Es hatte tatsächlich angefangen zu schneien. Normalerweise hätte sich der Junge gefreut. Kleine Flocken fielen vom Himmel und nahmen der winterlichen Dunkelheit ihre Tiefe. Alles wirkte viel freundlicher. Die orangen Lichter des Neubaus, in dem sich der Gemeindesaal befand, fielen auf den kleinen Weg, der zur Kirche führte, die finster auf dem Hügel thronend ins winterliche Tal blickte. Manfred setzte Pupsi ab. Das Tier blickte erschrocken zu dem Jungen auf und begann dann angeekelt die Pfötchen einzeln zu heben. Sie hatte offensichtlich keinen Sinn für die winterliche Schönheit, denn es war ihr eindeutig zu nass und zu kalt. Manfred konnte das verstehen, denn er hatte seine Jacke vergessen.
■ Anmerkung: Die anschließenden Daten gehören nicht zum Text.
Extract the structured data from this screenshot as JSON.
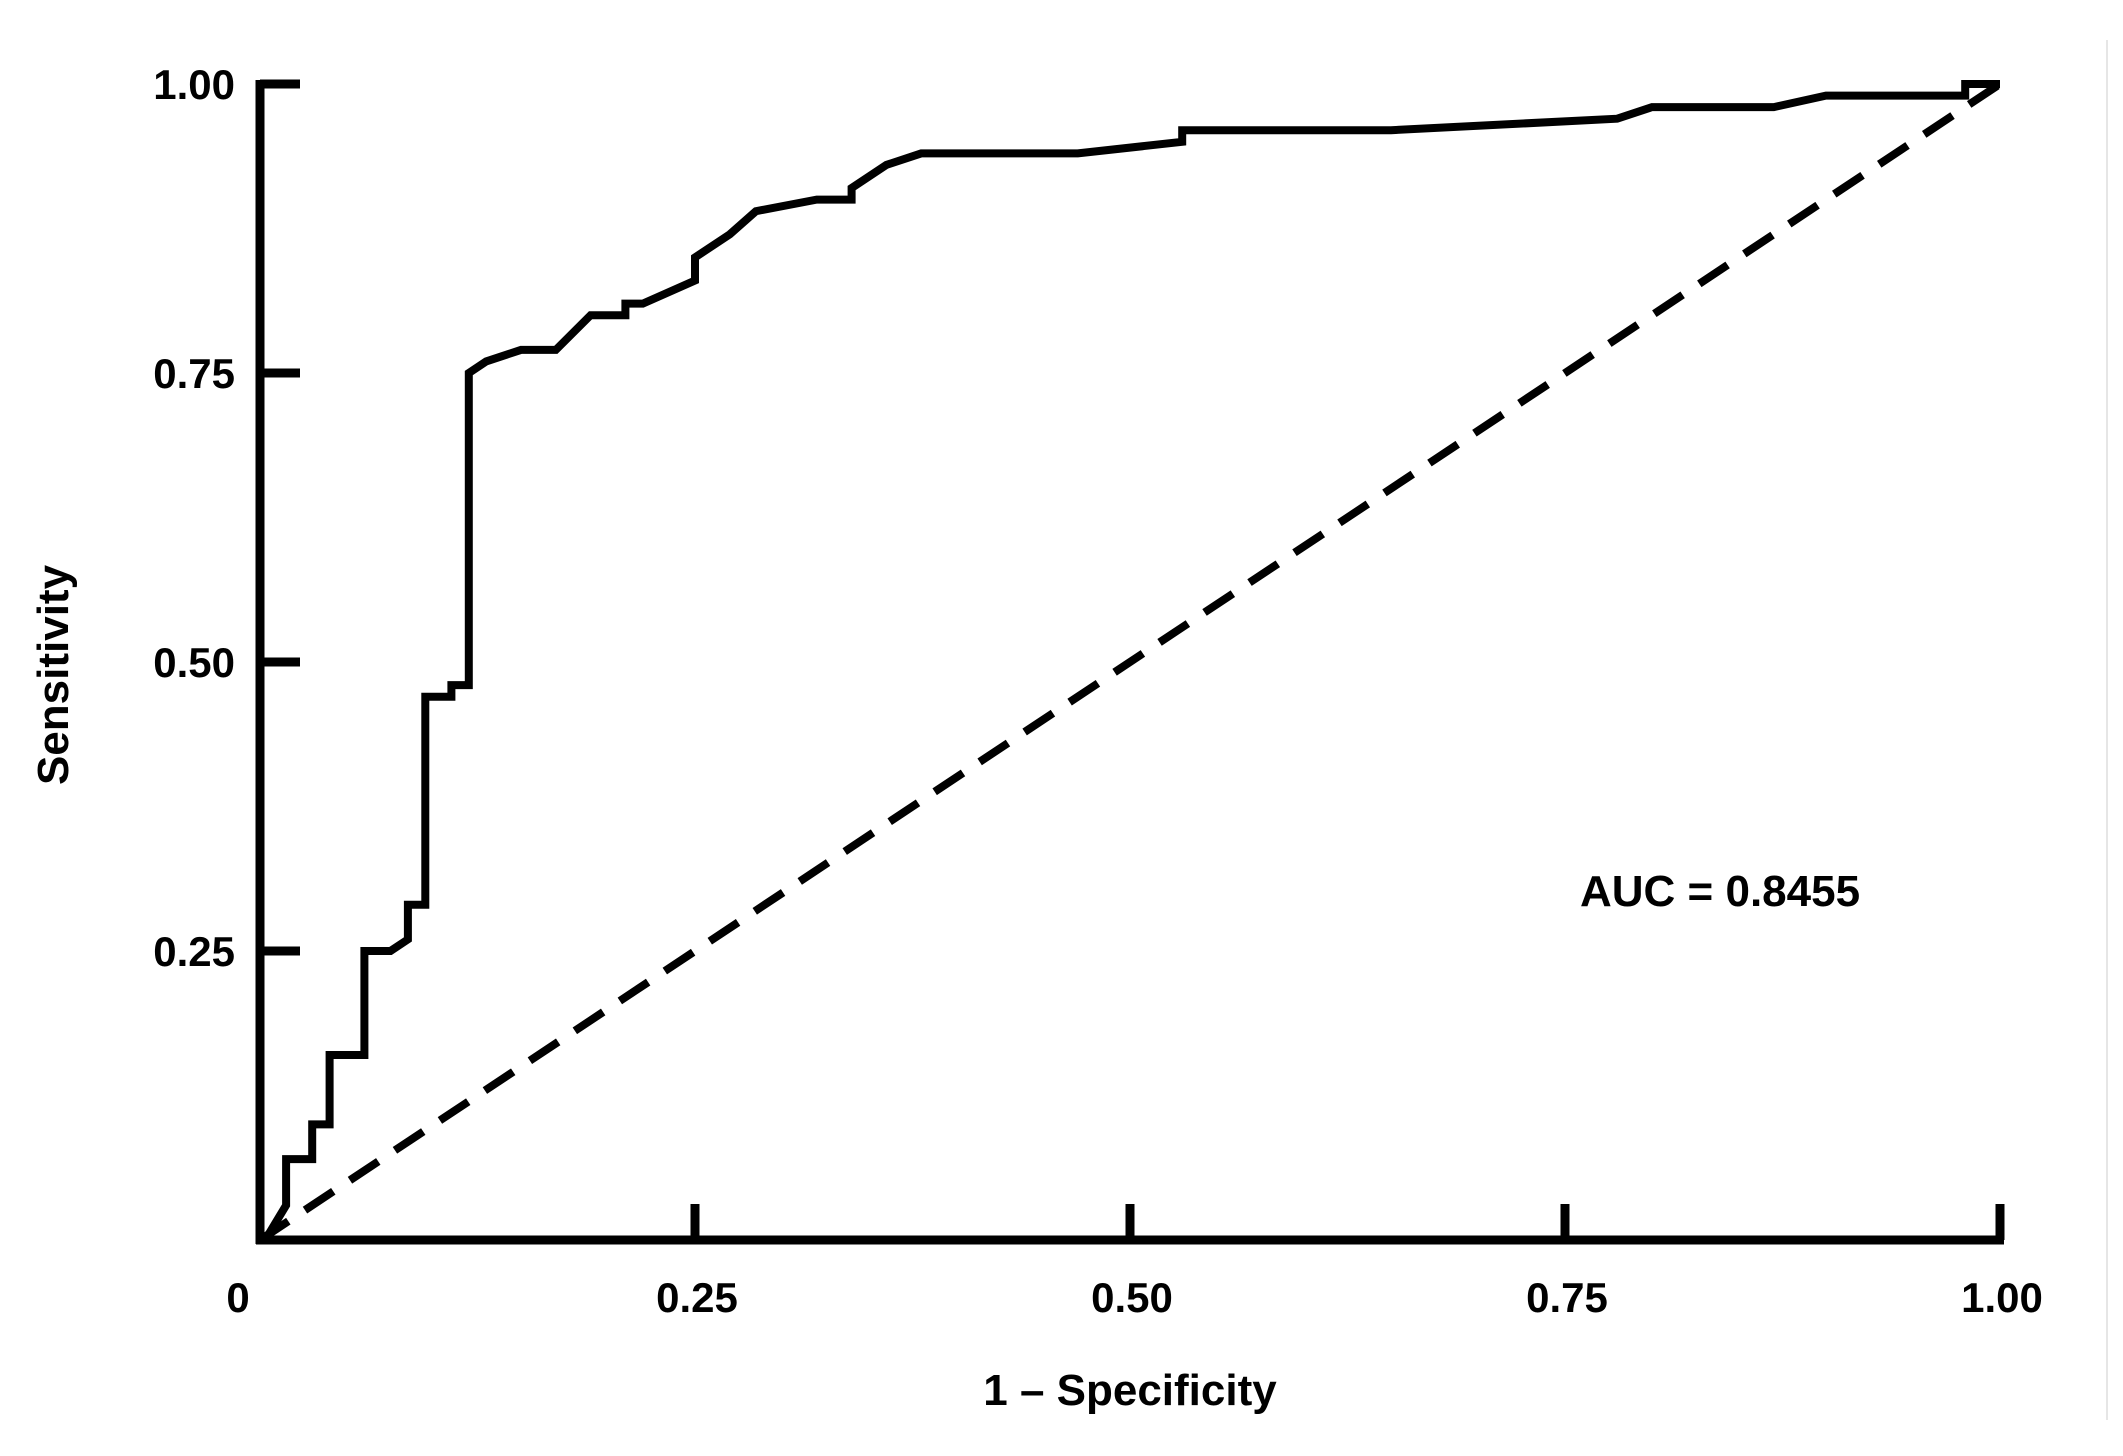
{
  "chart_data": {
    "type": "line",
    "title": "",
    "xlabel": "1 – Specificity",
    "ylabel": "Sensitivity",
    "xlim": [
      0,
      1
    ],
    "ylim": [
      0,
      1
    ],
    "x_ticks": [
      "0",
      "0.25",
      "0.50",
      "0.75",
      "1.00"
    ],
    "x_tick_values": [
      0,
      0.25,
      0.5,
      0.75,
      1.0
    ],
    "y_ticks": [
      "0.25",
      "0.50",
      "0.75",
      "1.00"
    ],
    "y_tick_values": [
      0.25,
      0.5,
      0.75,
      1.0
    ],
    "grid": false,
    "annotation": "AUC = 0.8455",
    "series": [
      {
        "style": "solid",
        "color": "#000000",
        "x": [
          0.005,
          0.015,
          0.015,
          0.03,
          0.03,
          0.04,
          0.04,
          0.06,
          0.06,
          0.075,
          0.085,
          0.085,
          0.095,
          0.095,
          0.11,
          0.11,
          0.11,
          0.12,
          0.12,
          0.13,
          0.15,
          0.17,
          0.19,
          0.21,
          0.21,
          0.22,
          0.22,
          0.25,
          0.25,
          0.27,
          0.285,
          0.32,
          0.34,
          0.34,
          0.36,
          0.38,
          0.47,
          0.53,
          0.53,
          0.55,
          0.65,
          0.78,
          0.8,
          0.87,
          0.9,
          0.98,
          0.98,
          1.0
        ],
        "y": [
          0.005,
          0.03,
          0.07,
          0.07,
          0.1,
          0.1,
          0.16,
          0.16,
          0.25,
          0.25,
          0.26,
          0.29,
          0.29,
          0.47,
          0.47,
          0.48,
          0.48,
          0.48,
          0.75,
          0.76,
          0.77,
          0.77,
          0.8,
          0.8,
          0.81,
          0.81,
          0.81,
          0.83,
          0.85,
          0.87,
          0.89,
          0.9,
          0.9,
          0.91,
          0.93,
          0.94,
          0.94,
          0.95,
          0.96,
          0.96,
          0.96,
          0.97,
          0.98,
          0.98,
          0.99,
          0.99,
          1.0,
          1.0
        ]
      },
      {
        "style": "dashed",
        "color": "#000000",
        "x": [
          0.0,
          1.0
        ],
        "y": [
          0.0,
          1.0
        ]
      }
    ]
  }
}
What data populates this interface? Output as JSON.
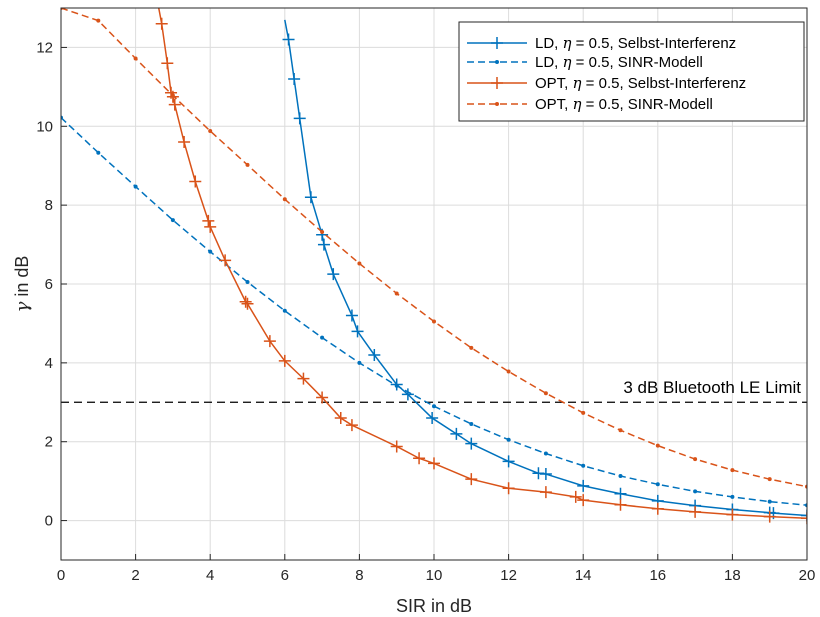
{
  "chart_data": {
    "type": "line",
    "xlabel": "SIR in dB",
    "ylabel_symbol": "γ",
    "ylabel_text": " in dB",
    "xlim": [
      0,
      20
    ],
    "ylim": [
      -1,
      13
    ],
    "xticks": [
      "0",
      "2",
      "4",
      "6",
      "8",
      "10",
      "12",
      "14",
      "16",
      "18",
      "20"
    ],
    "yticks": [
      "0",
      "2",
      "4",
      "6",
      "8",
      "10",
      "12"
    ],
    "grid": true,
    "legend_position": "top-right",
    "annotation": {
      "text": "3 dB Bluetooth LE Limit",
      "y": 3
    },
    "colors": {
      "ld": "#0072BD",
      "opt": "#D95319",
      "limit": "#000000",
      "grid": "#dcdcdc"
    },
    "series": [
      {
        "key": "ld_self",
        "legend_prefix": "LD, ",
        "legend_eta": "η",
        "legend_suffix": " = 0.5, Selbst-Interferenz",
        "color": "#0072BD",
        "dash": "solid",
        "marker": "plus",
        "x": [
          6.0,
          6.1,
          6.25,
          6.4,
          6.7,
          7.0,
          7.05,
          7.3,
          7.8,
          7.95,
          8.4,
          9.0,
          9.3,
          9.95,
          10.6,
          11.0,
          12.0,
          12.8,
          13.0,
          14.0,
          15.0,
          16.0,
          17.0,
          18.0,
          19.0,
          19.1,
          20.0
        ],
        "y": [
          12.7,
          12.2,
          11.2,
          10.2,
          8.2,
          7.25,
          7.0,
          6.25,
          5.2,
          4.8,
          4.2,
          3.45,
          3.2,
          2.6,
          2.2,
          1.95,
          1.5,
          1.2,
          1.18,
          0.88,
          0.68,
          0.5,
          0.38,
          0.28,
          0.2,
          0.19,
          0.13
        ],
        "marker_skip_first": true
      },
      {
        "key": "ld_sinr",
        "legend_prefix": "LD, ",
        "legend_eta": "η",
        "legend_suffix": " = 0.5, SINR-Modell",
        "color": "#0072BD",
        "dash": "dashed",
        "marker": "dot",
        "x": [
          0,
          1,
          2,
          3,
          4,
          5,
          6,
          7,
          8,
          9,
          10,
          11,
          12,
          13,
          14,
          15,
          16,
          17,
          18,
          19,
          20
        ],
        "y": [
          10.22,
          9.33,
          8.47,
          7.62,
          6.82,
          6.05,
          5.32,
          4.64,
          4.0,
          3.42,
          2.9,
          2.45,
          2.05,
          1.7,
          1.39,
          1.13,
          0.92,
          0.74,
          0.6,
          0.48,
          0.39
        ]
      },
      {
        "key": "opt_self",
        "legend_prefix": "OPT, ",
        "legend_eta": "η",
        "legend_suffix": " = 0.5, Selbst-Interferenz",
        "color": "#D95319",
        "dash": "solid",
        "marker": "plus",
        "x": [
          2.6,
          2.7,
          2.85,
          2.95,
          3.0,
          3.05,
          3.3,
          3.6,
          3.95,
          4.0,
          4.4,
          4.95,
          5.0,
          5.6,
          6.0,
          6.5,
          7.0,
          7.5,
          7.8,
          9.0,
          9.6,
          10.0,
          11.0,
          12.0,
          13.0,
          13.8,
          14.0,
          15.0,
          16.0,
          17.0,
          18.0,
          19.0,
          20.0
        ],
        "y": [
          13.1,
          12.6,
          11.6,
          10.85,
          10.75,
          10.55,
          9.6,
          8.6,
          7.6,
          7.45,
          6.6,
          5.55,
          5.5,
          4.55,
          4.05,
          3.6,
          3.12,
          2.6,
          2.42,
          1.88,
          1.58,
          1.45,
          1.05,
          0.82,
          0.72,
          0.6,
          0.52,
          0.4,
          0.3,
          0.22,
          0.15,
          0.1,
          0.06
        ],
        "marker_skip_first": true
      },
      {
        "key": "opt_sinr",
        "legend_prefix": "OPT, ",
        "legend_eta": "η",
        "legend_suffix": " = 0.5, SINR-Modell",
        "color": "#D95319",
        "dash": "dashed",
        "marker": "dot",
        "x": [
          0,
          1,
          2,
          3,
          4,
          5,
          6,
          7,
          8,
          9,
          10,
          11,
          12,
          13,
          14,
          15,
          16,
          17,
          18,
          19,
          20
        ],
        "y": [
          13.0,
          12.68,
          11.72,
          10.78,
          9.88,
          9.02,
          8.15,
          7.32,
          6.52,
          5.76,
          5.05,
          4.38,
          3.78,
          3.23,
          2.73,
          2.29,
          1.9,
          1.56,
          1.28,
          1.05,
          0.86
        ]
      }
    ]
  }
}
Die Arme um seinen Oberkörper geschlungen, feuerte er das Tier an: „Los jetzt Pupsi! Mach Häufchen. Jetzt komm schon! Je schneller du bist, umso schneller können wir wieder rein.“
„Ach nee, der Manni hat ne kleine Freundin. Wie süß!“
Pupsi fing an zu knurren, aber die Warnung kam zu spät. Michi hatte Manfred bereits am Arm gepackt und zog den entsetzten Jungen mitsamt dem angeleinten Hund den Hügel hinauf. „Mensch, wird aber auch langsam Zeit,“ wurden sie oben gereizt von Joe begrüßt. Er hielt eine große Stablampe in der Hand, die er ungeduldig an- und ausknipste.
„Können wir jetzt?!“
„Von mir aus schon. Fragt sich nur, was dieser Hosenscheißer da vorhat.“ schnaufte Michi. Pupsi fiel in ihr schönstes Stakkatogebell.
„Scheiße, was macht die Töle hier?“ Joe hob die Lampe und es sah so aus, als wollte er den kleinen Hund damit schlagen. Schnell hob Manfred das Tier auf und hielt ihm die winzige Schnauze zu.
„Die macht nix, ehrlich. Tu ihr nicht weh. Ich pass auf, dass sie ganz still ist.“
Irgendwie beruhigte es den Jungen, Pupsi bei sich zu haben. Sie war sein kleiner Trost, seine Partnerin, ein unschuldiges Opfer wie er und seine letzte Verbindung in die normale, sorgenfreie Welt.
„Na gut,“ knurrte Joe, „Dann lasst uns mal loslegen. Ich und der Michi gehen jetzt in die Kirche und holen das Kreuz. Manni, du stehst Schmiere. Wenn jemand kommt, gibste Zeichen!“
„Klar!“ Manfred war froh, dass er nicht direkt an dem Diebstahl beteiligt sein musste. Vor der Tür zu warten, schien ihm nicht ganz so verwerflich.
„Sag mal, hörste überhaupt zu?“ misstrauisch blickte Joe den kleineren Jungen an.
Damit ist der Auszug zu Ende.